Peng, who was not publicly heard from for nearly three weeks after alleging that former vice premier Zhang Gaoli sexually assaulted her, told International Olympic Committee president Thomas Bach on Sunday by video call that she was safe and well.
The Women’s Tennis Association (WTA), which has led calls for an investigation into her allegations, remained unconvinced. Some Western governments and top current and former tennis players have called for reassurance that Peng is safe.
While the international furore has been awkward, experts say the priority for an increasingly confident Beijing is avoiding embarrassment at home for the ruling Communist Party and President Xi Jinping, an approach it will likely stick with even as the Olympics puts it on the global stage.
“For some years now, China has responded to negative global attention either by giving an unconvincing explanation, or by stoically pretending the criticism isn’t there,” said Zhang Ming, a retired professor of politics at Renmin University.
Beijing’s censorship machine has allowed it to suppress the scandal domestically in China’s tightly controlled cyberspace. Censors quickly deleted Peng’s post on the Twitter-like Weibo on Nov. 2, and the topic remains blocked from direct online discussion, forcing people to use linguistic trickery to work around it.
But its attempts to control the narrative have jarred overseas audiences, and the case of Peng – a former Olympian and doubles world number one – has added fuel to calls from rights groups and politicians in some countries for boycotts of the Winter Games in February.
Efforts by Chinese state media journalists to allay concerns on Twitter, including the posting of a purported email from Peng saying “I’ve just been resting at home and everything is fine”, were criticised by the WTA and some rights groups as unconvincing. Twitter is blocked in China and these journalists have not posted the same content on Chinese social media platforms.
Officials in China often speak about how the country must “tell China’s story well” on the global stage, said David Bandurski of the China Media Project, a research organisation in Hong Kong.
“In a single stroke, the Peng case has exposed the bankruptcy of these ambitions,” he said.
China’s State Council Information Office did not immediately respond to a request for comment.
China’s foreign ministry has said, when asked, that Peng’s case was not a diplomatic question, despite the concerns raised by the UK, United States, and France.
On Tuesday, Chinese foreign ministry spokesman Zhao Lijian urged “certain people” to stop the “malicious hyping” and “politicization” of the issue of Peng.
While the Chinese government has been silent on Peng’s allegations, Global Times editor-in-chief Hu Xijin, a prominent state media journalist, has continued to comment on the case on Twitter, serving as de facto messenger to the world outside. He has not mentioned Zhang, the former vice premier, referring only to “the thing people talked about”.
“Those who suspect Peng Shuai is under duress, how dark they must be inside. There must be many many forced political performances in their countries,” he tweeted on Sunday.
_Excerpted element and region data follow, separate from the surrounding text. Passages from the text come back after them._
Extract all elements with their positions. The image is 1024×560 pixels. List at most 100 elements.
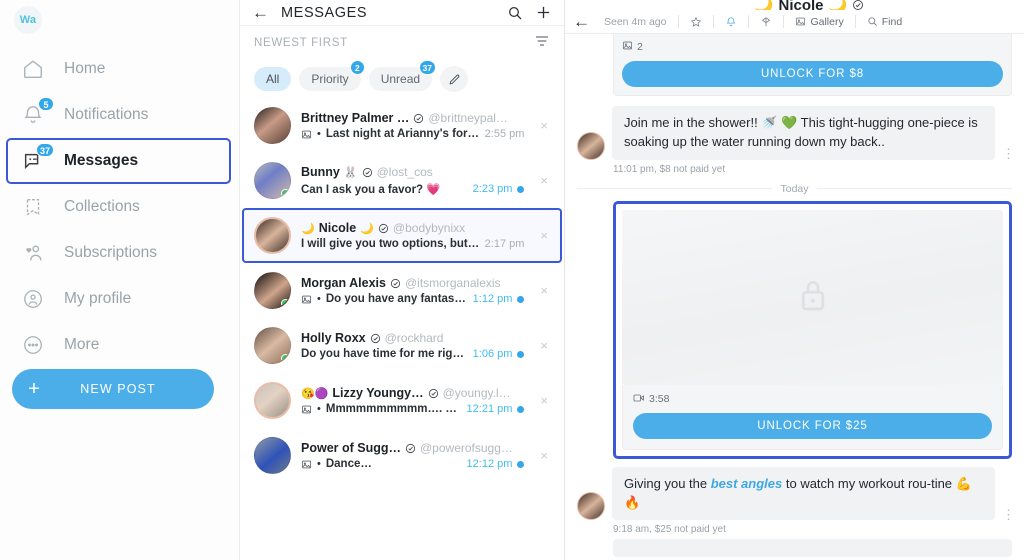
chip-all[interactable]: All	[254, 67, 292, 91]
ellipsis-circle-icon	[20, 332, 46, 358]
gallery-label: Gallery	[810, 15, 844, 28]
chat-contact-name-group: 🌙 Nicole 🌙	[755, 0, 864, 10]
row-title-line: Morgan Alexis @itsmorganalexis	[301, 276, 524, 290]
close-icon[interactable]: ×	[534, 393, 554, 408]
message-preview: I will give you two options, but you …	[301, 238, 480, 250]
table-row[interactable]: Power of Sugg… @powerofsugg… • Dance… 12…	[242, 428, 562, 483]
notifications-badge: 5	[38, 97, 54, 111]
sidebar-item-notifications[interactable]: 5 Notifications	[6, 92, 231, 138]
sidebar-item-messages[interactable]: 37 Messages	[6, 138, 231, 184]
chip-priority[interactable]: Priority 2	[299, 60, 365, 91]
message-options-icon[interactable]: ⋮	[1002, 508, 1015, 521]
close-icon[interactable]: ×	[534, 448, 554, 463]
message-thread: 2 UNLOCK FOR $8 Join me in the shower!! …	[565, 34, 1024, 560]
message-list-panel: ← MESSAGES NEWEST FIRST All Priority 2 U…	[240, 0, 565, 560]
avatar	[577, 492, 605, 521]
notify-button[interactable]	[714, 16, 748, 28]
close-icon[interactable]: ×	[534, 118, 554, 133]
media-duration: 3:58	[649, 393, 670, 406]
page-title: MESSAGES	[281, 4, 368, 21]
unread-dot	[517, 350, 525, 358]
timestamp: 1:06 pm	[472, 348, 513, 360]
verified-icon	[362, 167, 373, 178]
media-count: 2	[637, 41, 643, 53]
verified-icon	[370, 333, 381, 344]
online-indicator	[281, 189, 290, 198]
contact-name: Bunny	[301, 165, 340, 179]
sidebar-item-label: Home	[64, 60, 106, 77]
avatar	[254, 217, 291, 254]
sidebar-item-my-profile[interactable]: My profile	[6, 276, 231, 322]
locked-media-card-top: 2 UNLOCK FOR $8	[613, 34, 1012, 96]
app-logo[interactable]: Wa	[14, 6, 42, 34]
unread-dot	[517, 185, 525, 193]
message-preview: Dance…	[325, 458, 372, 470]
unlock-button-25[interactable]: UNLOCK FOR $25	[633, 412, 992, 439]
search-icon[interactable]	[507, 5, 523, 21]
bell-icon	[725, 16, 737, 28]
sort-label: NEWEST FIRST	[254, 37, 348, 49]
pencil-icon	[449, 74, 459, 84]
sidebar-item-label: Notifications	[64, 106, 149, 123]
media-duration-row: 3:58	[633, 393, 992, 406]
unlock-button-8[interactable]: UNLOCK FOR $8	[622, 61, 1003, 87]
close-icon[interactable]: ×	[534, 173, 554, 188]
sidebar-item-collections[interactable]: Collections	[6, 184, 231, 230]
row-preview-line: I will give you two options, but you … 2…	[301, 238, 524, 250]
row-preview-line: • Dance… 12:12 pm	[301, 458, 525, 470]
table-row[interactable]: 😘🟣 Lizzy Youngy… @youngy.l… • Mmmmmmmmmm…	[242, 373, 562, 428]
chip-label: Unread	[380, 72, 421, 86]
sidebar-item-more[interactable]: More	[6, 322, 231, 368]
pin-button[interactable]	[749, 16, 783, 28]
message-preview: Do you have any fantasies w…	[325, 293, 468, 305]
table-row[interactable]: Morgan Alexis @itsmorganalexis • Do you …	[242, 263, 562, 318]
new-message-icon[interactable]	[535, 4, 552, 21]
table-row[interactable]: Brittney Palmer … @brittneypal… • Last n…	[242, 98, 562, 153]
logo-container: Wa	[0, 0, 239, 40]
avatar	[254, 272, 291, 309]
timestamp: 2:55 pm	[484, 128, 525, 140]
new-post-label: NEW POST	[80, 382, 156, 396]
compose-pencil-button[interactable]	[440, 66, 469, 92]
name-emoji: 🐰	[343, 166, 358, 179]
close-icon[interactable]: ×	[534, 338, 554, 353]
contact-name: Lizzy Youngy…	[332, 386, 424, 400]
find-label: Find	[881, 15, 903, 28]
table-row[interactable]: 🌙 Nicole 🌙 @bodybynixx I will give you t…	[242, 208, 562, 263]
day-separator-label: Today	[780, 182, 809, 195]
message-bubble: Giving you the best angles to watch my w…	[612, 466, 995, 521]
message-options-icon[interactable]: ⋮	[1002, 147, 1015, 160]
lock-icon	[796, 274, 830, 321]
row-title-line: 🌙 Nicole 🌙 @bodybynixx	[301, 221, 524, 235]
message-preview: Do you have time for me right no…	[301, 348, 468, 360]
row-preview-line: • Do you have any fantasies w… 1:12 pm	[301, 293, 525, 305]
sidebar-item-subscriptions[interactable]: Subscriptions	[6, 230, 231, 276]
gallery-button[interactable]: Gallery	[784, 16, 854, 28]
chip-unread[interactable]: Unread 37	[368, 60, 437, 91]
verified-icon	[378, 223, 389, 234]
table-row[interactable]: Holly Roxx @rockhard Do you have time fo…	[242, 318, 562, 373]
message-preview: Can I ask you a favor? 💗	[301, 184, 441, 196]
profile-circle-icon	[20, 286, 46, 312]
contact-emoji-right: 🌙	[828, 0, 848, 10]
divider	[816, 188, 1012, 190]
favorite-button[interactable]	[679, 16, 713, 28]
row-body: 🌙 Nicole 🌙 @bodybynixx I will give you t…	[301, 221, 524, 250]
new-post-button[interactable]: + NEW POST	[12, 369, 214, 409]
message-list-header: ← MESSAGES	[240, 0, 564, 26]
back-arrow-icon[interactable]: ←	[573, 13, 590, 30]
close-icon[interactable]: ×	[534, 228, 554, 243]
back-arrow-icon[interactable]: ←	[252, 4, 269, 21]
seen-status: Seen 4m ago	[604, 15, 667, 28]
contact-name: Power of Sugg…	[301, 441, 401, 455]
table-row[interactable]: Bunny 🐰 @lost_cos Can I ask you a favor?…	[242, 153, 562, 208]
row-title-line: 😘🟣 Lizzy Youngy… @youngy.l…	[301, 386, 524, 400]
sidebar-item-home[interactable]: Home	[6, 46, 231, 92]
avatar	[254, 382, 291, 419]
sidebar: Wa Home 5 Notifications 37 Messages Coll…	[0, 0, 240, 560]
sort-filter-icon[interactable]	[534, 34, 550, 53]
find-button[interactable]: Find	[856, 16, 913, 28]
message-row: Join me in the shower!! 🚿 💚 This tight-h…	[577, 106, 1015, 160]
messages-badge: 37	[35, 143, 54, 157]
close-icon[interactable]: ×	[534, 283, 554, 298]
But the episode is adding to calls for an Olympic boycott from rights groups and others already critical of Beijing over its policies in Hong Kong and the treatment of minority Uyghurs in the western region of Xinjiang. President Joe Biden has said the United States is considering a diplomatic boycott, meaning no U.S. officials would attend the opening ceremony.
On Monday, the Global Times published an editorial accusing “anti China forces” of trying to make trouble ahead of the Olympics and said it was “not worthy” for China to expend energy on the matter. It did not mention Peng.
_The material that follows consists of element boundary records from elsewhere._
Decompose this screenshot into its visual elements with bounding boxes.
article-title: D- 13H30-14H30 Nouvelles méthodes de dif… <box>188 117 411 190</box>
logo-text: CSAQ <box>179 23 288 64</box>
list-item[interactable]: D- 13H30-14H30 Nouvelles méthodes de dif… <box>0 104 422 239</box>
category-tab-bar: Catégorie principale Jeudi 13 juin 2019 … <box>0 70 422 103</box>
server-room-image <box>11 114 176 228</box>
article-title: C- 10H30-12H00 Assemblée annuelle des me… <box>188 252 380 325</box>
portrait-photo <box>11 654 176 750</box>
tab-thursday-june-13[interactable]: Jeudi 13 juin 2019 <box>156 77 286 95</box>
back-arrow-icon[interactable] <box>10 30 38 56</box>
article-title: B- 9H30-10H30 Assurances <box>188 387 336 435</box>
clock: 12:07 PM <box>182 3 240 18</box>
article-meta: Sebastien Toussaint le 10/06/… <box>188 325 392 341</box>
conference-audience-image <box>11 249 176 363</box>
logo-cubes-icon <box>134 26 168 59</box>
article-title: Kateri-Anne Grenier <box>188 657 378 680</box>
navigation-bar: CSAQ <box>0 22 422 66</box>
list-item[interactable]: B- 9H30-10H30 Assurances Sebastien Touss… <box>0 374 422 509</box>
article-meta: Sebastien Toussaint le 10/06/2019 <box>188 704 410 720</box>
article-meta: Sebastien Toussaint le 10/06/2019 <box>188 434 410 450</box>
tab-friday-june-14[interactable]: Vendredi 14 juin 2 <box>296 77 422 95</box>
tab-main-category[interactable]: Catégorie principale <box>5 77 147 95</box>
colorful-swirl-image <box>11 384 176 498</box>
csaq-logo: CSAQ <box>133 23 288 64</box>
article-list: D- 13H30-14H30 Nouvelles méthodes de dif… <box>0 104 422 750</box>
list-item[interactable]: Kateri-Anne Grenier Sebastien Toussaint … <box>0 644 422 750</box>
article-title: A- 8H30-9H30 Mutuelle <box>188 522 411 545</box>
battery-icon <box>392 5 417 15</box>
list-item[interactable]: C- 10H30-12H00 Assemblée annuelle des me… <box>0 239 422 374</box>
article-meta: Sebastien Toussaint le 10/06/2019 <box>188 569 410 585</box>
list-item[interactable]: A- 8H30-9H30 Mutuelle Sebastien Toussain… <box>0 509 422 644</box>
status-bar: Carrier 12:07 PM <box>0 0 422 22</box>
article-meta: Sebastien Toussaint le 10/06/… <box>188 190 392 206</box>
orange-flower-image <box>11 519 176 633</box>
Temporary disappearances from public life following a scrape with authority are not unheard of in China.
Alibaba founder Jack Ma disappeared from view for three months after blasting Chinese regulators in a speech last October. Fan Bingbing, an A-list movie star who appeared in the “X-Men” and “Iron Man” franchises, vanished from the public eye for four months in 2019 with no reason given until she was fined over $120 million by Chinese authorities for evading taxes.
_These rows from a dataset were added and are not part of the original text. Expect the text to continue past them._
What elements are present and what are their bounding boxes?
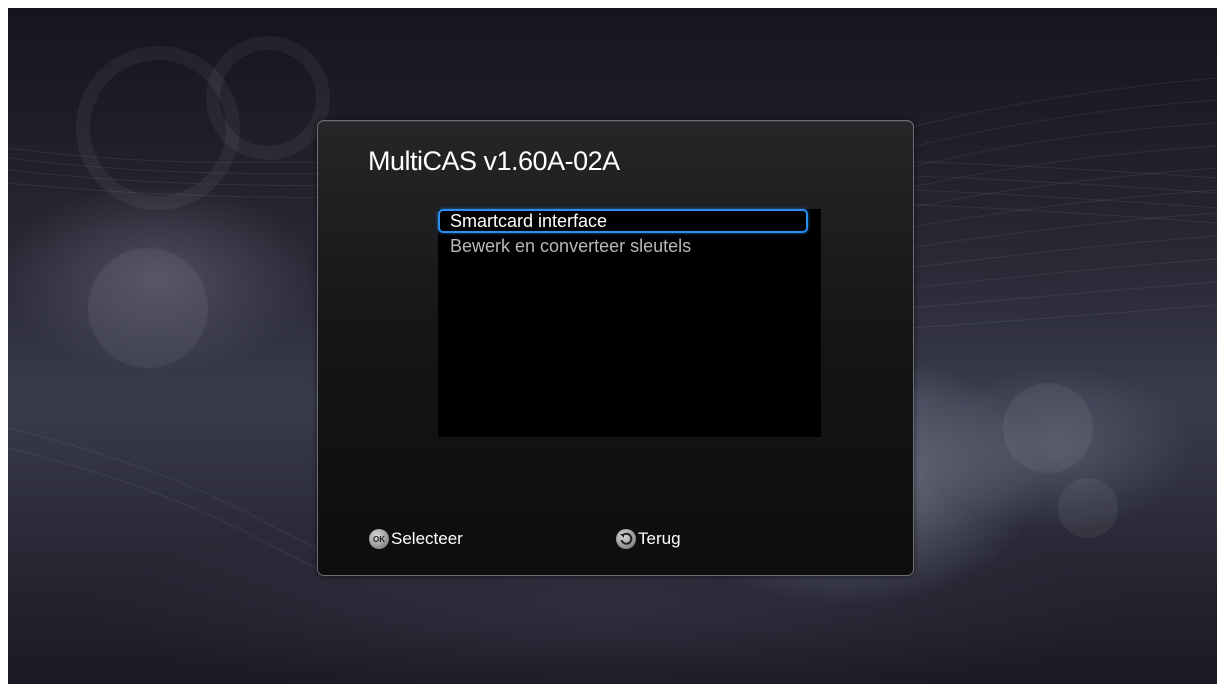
- back-hint-label: Terug: [638, 529, 681, 548]
- menu-item-edit-convert-keys[interactable]: Bewerk en converteer sleutels: [438, 235, 808, 259]
- back-arrow-icon: [616, 529, 636, 549]
- select-hint[interactable]: OK Selecteer: [369, 529, 463, 549]
- multicas-dialog: MultiCAS v1.60A-02A Smartcard interface …: [317, 120, 914, 576]
- tv-screen: MultiCAS v1.60A-02A Smartcard interface …: [8, 8, 1217, 684]
- menu-item-smartcard-interface[interactable]: Smartcard interface: [438, 209, 808, 233]
- back-hint[interactable]: Terug: [616, 529, 681, 549]
- select-hint-label: Selecteer: [391, 529, 463, 548]
- dialog-title: MultiCAS v1.60A-02A: [368, 146, 620, 176]
- menu-list: Smartcard interface Bewerk en converteer…: [438, 209, 821, 437]
- ok-button-icon: OK: [369, 529, 389, 549]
A Chinese #MeToo movement took off in 2018 and spread to universities, NGOs, media and other industries but was largely stifled by authorities, with no cases involving any official approaching Zhang’s rank.
The episode also demonstrated the extreme secrecy surrounding the country’s ruling elite, with few details of their personal lives publicly available. Zhang, who retired from public life in 2018, has not commented on the situation.
In retirement, China’s politicians largely drop from public view, appearing only at ceremonial functions.
“The party needs to protect him,” said Jean-Pierre Cabestan, a Chinese politics expert at Hong Kong Baptist University. “It’s the party’s image at stake.”